3 手合わせ ①
流枝の民の商人ルースと月夜の民たちはルクァイヤッドを中心に取引の内容をまとめ、正式に契約を結ぶと、これからの基本的な行動予定を立ててその日の商談を無事に終えた。
食堂に戻ってきたルクァイヤッドたちからの報告を聞き、話し合いがうまくいったことを他の月夜の民たちが喜んだのは言うまでもない。
だが、実際に商談の場にいた者の内の一人であるユーニスは、腑に落ちないといった様子で首をかしげながら食堂の椅子に腰かけて言った。
「それにしても彼は何を考えているのかしら。戦場についていきたいだなんて。腕が立つようにも見えなかったけど」
「まあ、いいじゃないか。戦場と言っても、本陣に来るだけで最前線に立つわけじゃない。安全なところで高みの見物でもしていてもらえばいいさ」
軽い口調でそう応じたのはフィンレーだ。彼はエンリェードを促し、食堂にしつらえられた優美なダイニングテーブルの一席に着く。
それを横目に見ながらイドラスは釘を刺すように呟いた。
「本陣が魔術による攻撃を受けたら、そんな悠長なことは言っていられないと思うがな」
「その対策を考えるのも私たちの仕事ですから、作戦会議をしなければいけませんね。でもその前に、エンリェード卿に他の人たちを紹介しましょう」
ルクァイヤッドが穏やかにそう割って入ると、今日ここへやってきたばかりのエンリェードに向けて、月夜の民の仲間たちを順に一人ずつ紹介をしていく。
それが終わると、彼らは夕食を摂りながらエンリェードも交えて今後のことを話し合うこととなった。
とはいえ月夜の民に必要なのは魔力のみなので、食事をする必要があるのは流枝の民のフィンレーだけだ。

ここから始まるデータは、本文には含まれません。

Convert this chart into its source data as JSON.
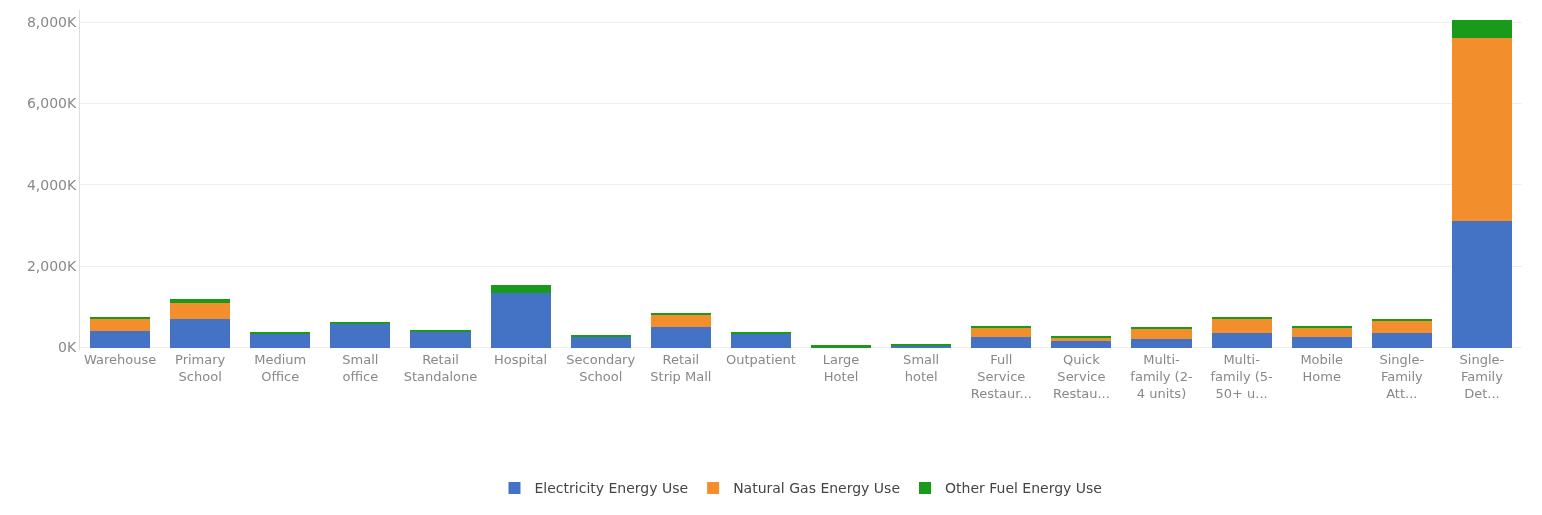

そういった生活様式の違いも、普通の人間と月夜の民が共存しづらい要因の一つであると言える。
だが、彼らはフィンレーの食事に合わせて魔力薬を調合した酒や紅茶を共に楽しむことを好んだ。
「さあ、今日は仕入れたばかりの鹿肉ですよ、フィンレー卿! そしてみなさんのお茶は、キナヤトエル様直伝のオールド・ブラッドベリーティーです!」
そう言いながら料理とティーポットを両手に持って意気揚々と食堂に入ってきたのは、小柄で恰幅のいい流枝の民の若者だった。もっとも、彼の瞳の色も鮮血の赤をたたえており、月夜の民の一人であることが見て取れる。
「ああ、サム、ありがとう。エンリェード、さっき紹介の場にいなかった彼が、俺の専属料理長とでも言うべきサム君だ。いつも俺の食事と、みんなのお茶を用意してくれる。魔力資源の在庫管理も担っているし、俺たちにはなくてはならない存在だ」
「これはどうも。エンリェード卿は黒狼公のご子息とうかがったので、お父様がお好きだったというお茶を用意しましたよ。お好みが同じなら、きっとお口に合うはずです。さあ、どうぞ!」
サムは元気にそう言うとティーポットからお茶を注ぎ、温かな湯気の立ち昇るカップを半ば強引にエンリェードに手渡した。
「ありがとう」
サムの勢いにやや気圧されながら、エンリェードはそれを受け取って口をつける。
魔力薬と食品との調合は非常に難しいと言われているが、それは魔力薬特有の苦味もほとんどなく、むしろオールド・ブラッドベリーの華やかな香りと酸味に溶け込んで絶妙なスパイスに仕上がっていた。
「こんなにおいしいお茶は初めてです」
驚きながらエンリェードが呟くように言うと、サムはすっかり満足した様子で何度もうなずく。
「サム、私にもちょうだい。今夜は遠出する予定だから、補給しておかなきゃ」
「もちろんです! さあどうぞ、レディ・ユーニス。みなさんもぜひ」
サムは大きな声で言って、一同にお茶を振る舞い始める。
それを愉快そうに眺めながら一人食事を始めたフィンレーは、やがておもむろに隣のエンリェードの方へ顔を向け、「それで」と口を切った。
「俺の記憶が正しければ、あの商人殿との話し合いのあいだ、君は一言も口を利かなかったように思うが、君の意見も聞かせてもらえるか?」
その言葉に他の月夜の民たちも一斉にエンリェードの方へと視線を向ける。
「私も同じ気持ちです。何も仰らなかったということは、基本的には我々の方針に賛同してくださっているものととらせていただいていますが、個人的なご意見やお考えはぜひ一度お聞きしておきたいです」
ルクァイヤッドの言葉にイドラスも黙然とうなずく。
そんな彼らの視線を受け、エンリェードはカップをテーブルの上にそっと置くと、窓の外に広がる夜のように静かな声音で言葉を紡いだ。